Starting in 2017, the Seattle-King County Department of Public Health will pilot a restaurant rating system director Patty Hayes said she believes “will become the new standard for the country.”
King County became the first municipality in the state to publish its food safety inspections online in 2001. During a 2013 review of the program, Public Health found equity and social justice disparities, said Becky Elias, food and facilities section manager, as well as a need to strengthen quality assurance and control measures.
King County residents surveyed requested more information to provided about food safety inspections, and that it be packaged and summarized in a way that’s easy to understand, Elias said, and, in 2014, Public Health began reviewing other grading systems both in the United States and abroad.
People wanted a rating system that provided more information than what can be found reviewing one food safety inspection, she said, to provide a better idea of how a restaurant might perform on a daily basis.
“They wanted to know how well did it pass, rather than just meeting the minimum standards,” Elias said during a Nov. 17 meeting with the health board.
On top of focus groups, Public Health provided an online survey in multiple languages to the public, to define priorities for its new rating system and what a rating sign that would be prominently displayed outside a food establishment would look like. There were 3,500 responses by Nov. 17, when the survey closed, said Damarys Espinoza, community outreach and engagement manager for the food safety program.
The rating system is proposed to include a list of faces, their expressions reflecting four conditions — needs improvement, fair, good and excellent.
At the lowest level, a straight-faced needs improvement rating means a food establishment had likely been closed for violations at some point or required multiple compliance checks by health officials. Elias said about 1 percent of King County establishments would fall under this rating.
Grading will be conducted on a curve and adjusted based on geographic areas.
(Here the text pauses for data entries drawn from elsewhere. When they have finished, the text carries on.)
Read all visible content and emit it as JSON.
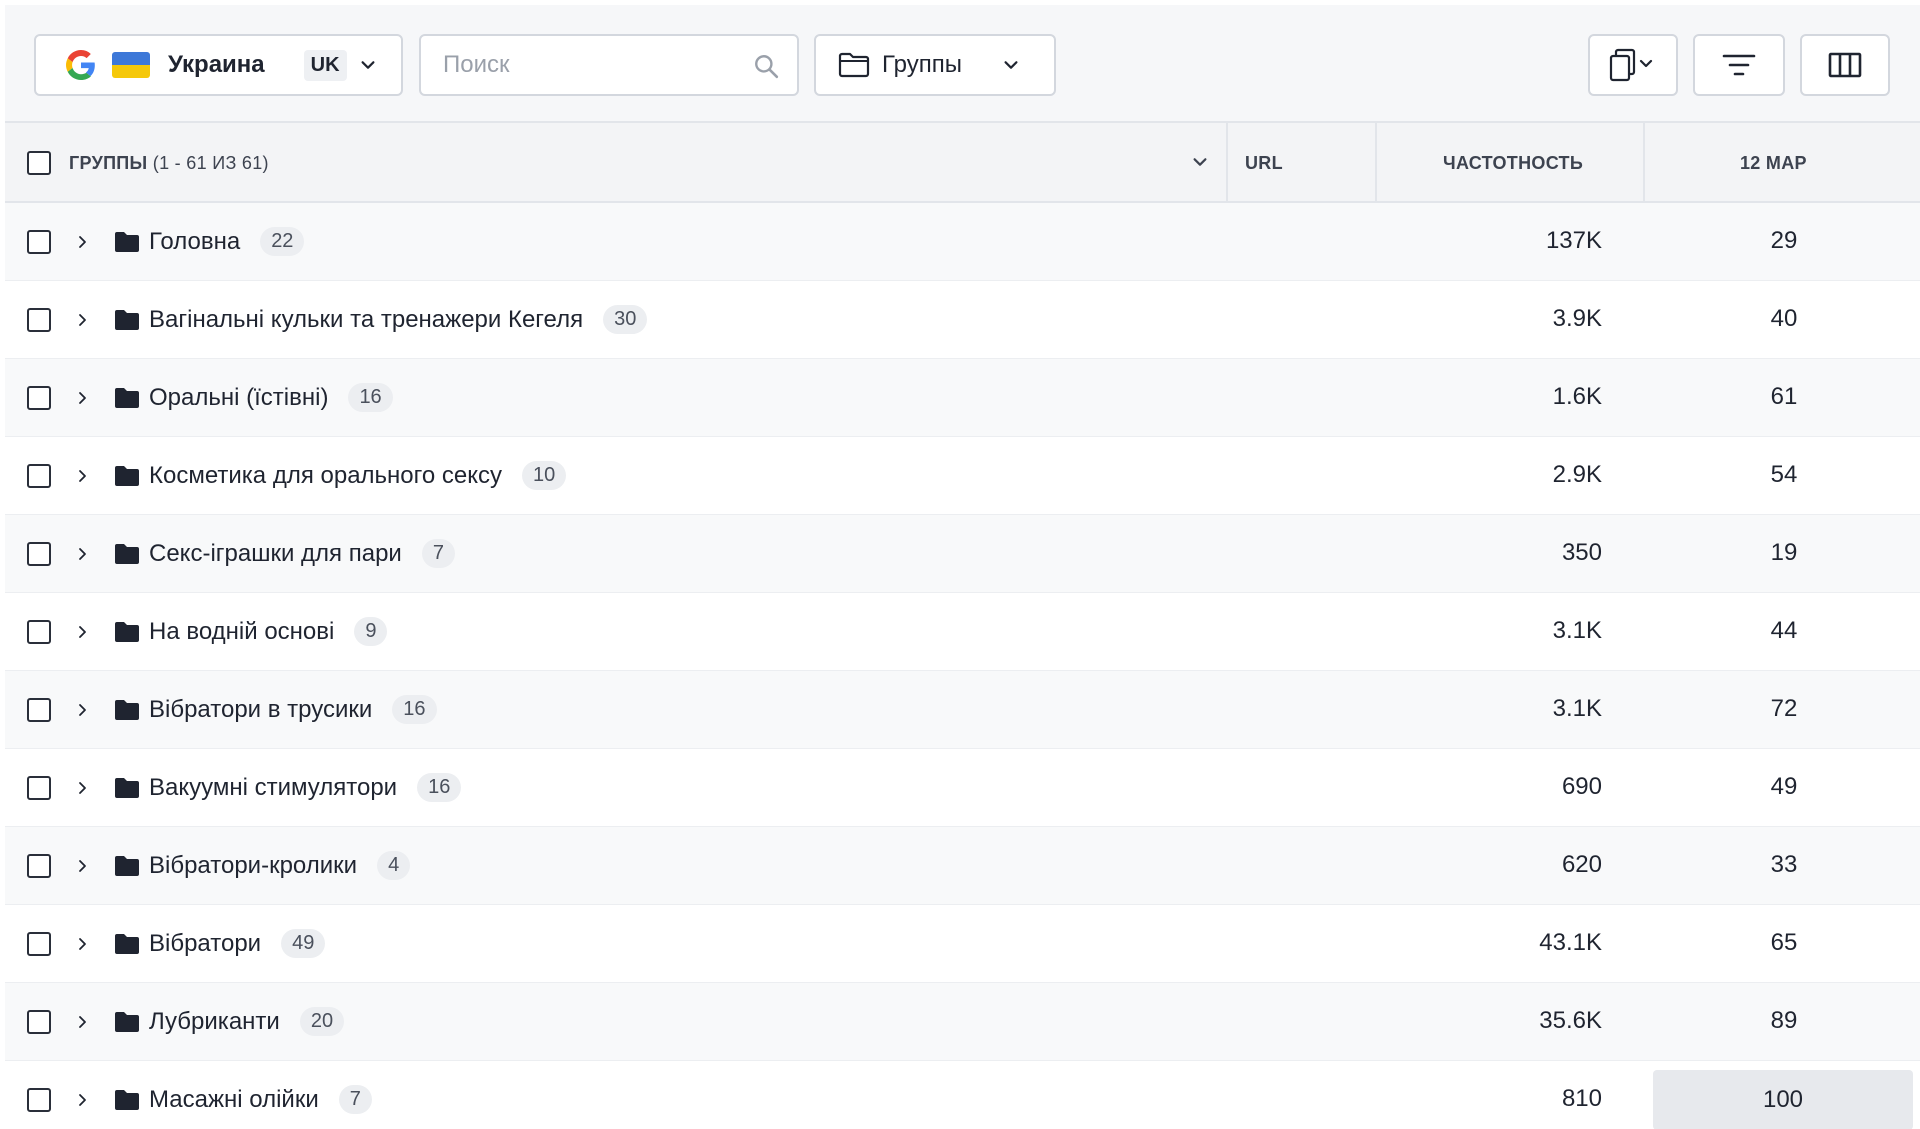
{
  "toolbar": {
    "region": {
      "name": "Украина",
      "lang": "UK"
    },
    "search": {
      "placeholder": "Поиск",
      "value": ""
    },
    "groups": {
      "label": "Группы"
    }
  },
  "table": {
    "header": {
      "groups_label": "ГРУППЫ",
      "groups_range": "(1 - 61 ИЗ 61)",
      "url": "URL",
      "frequency": "ЧАСТОТНОСТЬ",
      "date": "12 МАР"
    },
    "rows": [
      {
        "name": "Головна",
        "count": "22",
        "frequency": "137K",
        "position": "29"
      },
      {
        "name": "Вагінальні кульки та тренажери Кегеля",
        "count": "30",
        "frequency": "3.9K",
        "position": "40"
      },
      {
        "name": "Оральні (їстівні)",
        "count": "16",
        "frequency": "1.6K",
        "position": "61"
      },
      {
        "name": "Косметика для орального сексу",
        "count": "10",
        "frequency": "2.9K",
        "position": "54"
      },
      {
        "name": "Секс-іграшки для пари",
        "count": "7",
        "frequency": "350",
        "position": "19"
      },
      {
        "name": "На водній основі",
        "count": "9",
        "frequency": "3.1K",
        "position": "44"
      },
      {
        "name": "Вібратори в трусики",
        "count": "16",
        "frequency": "3.1K",
        "position": "72"
      },
      {
        "name": "Вакуумні стимулятори",
        "count": "16",
        "frequency": "690",
        "position": "49"
      },
      {
        "name": "Вібратори-кролики",
        "count": "4",
        "frequency": "620",
        "position": "33"
      },
      {
        "name": "Вібратори",
        "count": "49",
        "frequency": "43.1K",
        "position": "65"
      },
      {
        "name": "Лубриканти",
        "count": "20",
        "frequency": "35.6K",
        "position": "89"
      },
      {
        "name": "Масажні олійки",
        "count": "7",
        "frequency": "810",
        "position": "100"
      }
    ]
  },
  "icons": {
    "search": "search-icon",
    "folder": "folder-icon",
    "copy": "copy-icon",
    "filter": "filter-icon",
    "columns": "columns-icon",
    "chevron": "chevron-down-icon",
    "chevron_right": "chevron-right-icon"
  },
  "colors": {
    "flag_blue": "#3d78d8",
    "flag_yellow": "#f5c80a",
    "toolbar_bg": "#f6f7f9",
    "header_bg": "#f3f4f6"
  }
}
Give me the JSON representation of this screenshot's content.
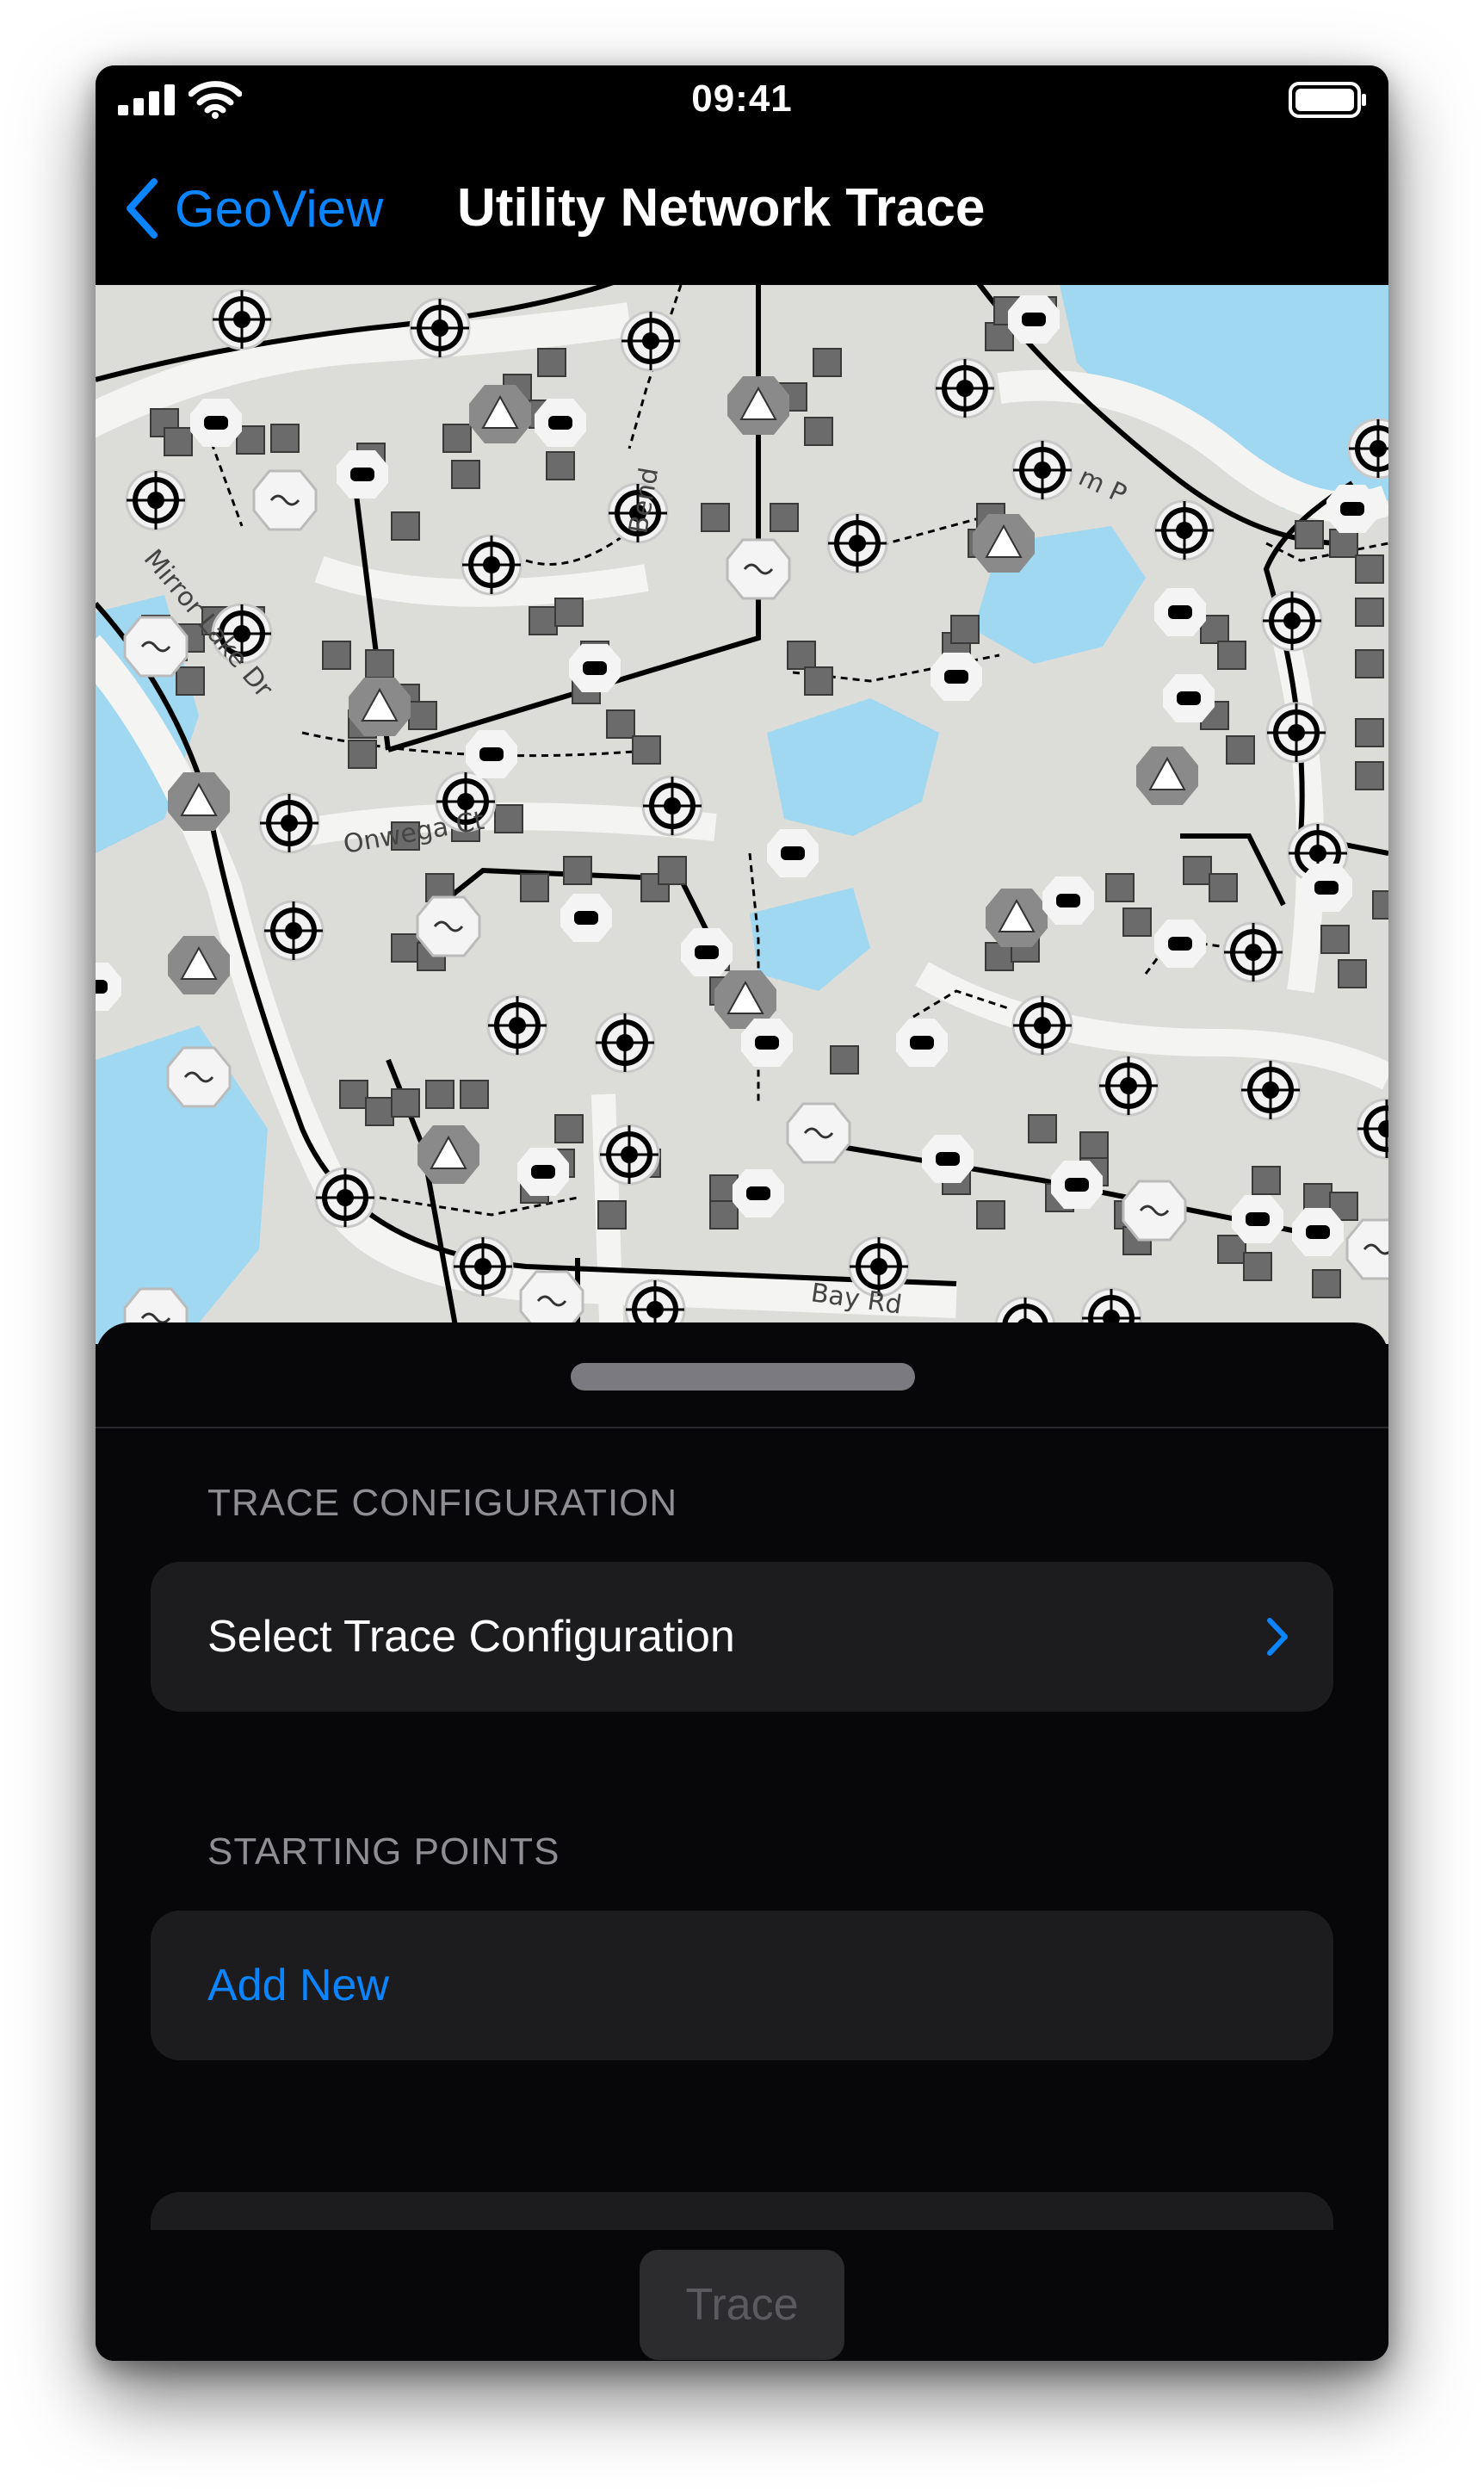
{
  "status_bar": {
    "time": "09:41",
    "icons": [
      "cellular-signal-icon",
      "wifi-icon",
      "battery-icon"
    ]
  },
  "nav": {
    "back_label": "GeoView",
    "title": "Utility Network Trace"
  },
  "map": {
    "street_labels": [
      "Mirror Lake Dr",
      "Bend",
      "Onwega Ct",
      "Bay Rd",
      "m P"
    ],
    "colors": {
      "land": "#dcdcd8",
      "water": "#9fd8f0",
      "road": "#f4f4f2",
      "line": "#000000"
    }
  },
  "sheet": {
    "trace_configuration": {
      "header": "TRACE CONFIGURATION",
      "select_label": "Select Trace Configuration"
    },
    "starting_points": {
      "header": "STARTING POINTS",
      "add_new_label": "Add New"
    },
    "trace_button_label": "Trace"
  },
  "colors": {
    "accent": "#0a84ff",
    "sheet_background": "#070709",
    "cell_background": "#1c1c1e",
    "section_header": "#8e8e93"
  }
}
Elias said inspectors are assigned to certain areas and rotated every few years. The strictness of each inspector varies, so grading on a curve is expected to provide better balance, Elias said.
“We don’t want those subtle differences to impact what the scores would be for a business,” she said.
A food establishment that needs improvement would need four good inspections to reach an excellent rating, Elias said, which could be accomplished in about 1 1/2 years.
An entirely new rating would start if a business changed owners or the location opened as a different food establishment.
Elias said a peer-reviewed inspection process started in 2015, where two inspectors would assess food establishments, in order to compare differences. To contain costs, Elias said this practice was performed one day each month.
Seattle City Councilmember Lorena Gonzalez, who serves on the health board, said it’s important the department ensure its inspections and ratings are equitable, avoiding any unintended disparities. Health board member Bill Daniell said he sees more Asian restaurants receiving negative food safety inspections than others.
Elias said Seattle-King County Public Health has been conducting more anti-bias training with staff and diversifying its team. She said there are complexities with Asian and other ethnic cuisine that involves more scratch cooking, adding the department has more work to do.
A phased rollout of the new food safety rating system is expected in January, with program evaluations to start immediately, Elias said. The public health board would likely have a guidance document presented for approval later that month.
“Food trucks will eventually be rolled into this system too,” Elias said.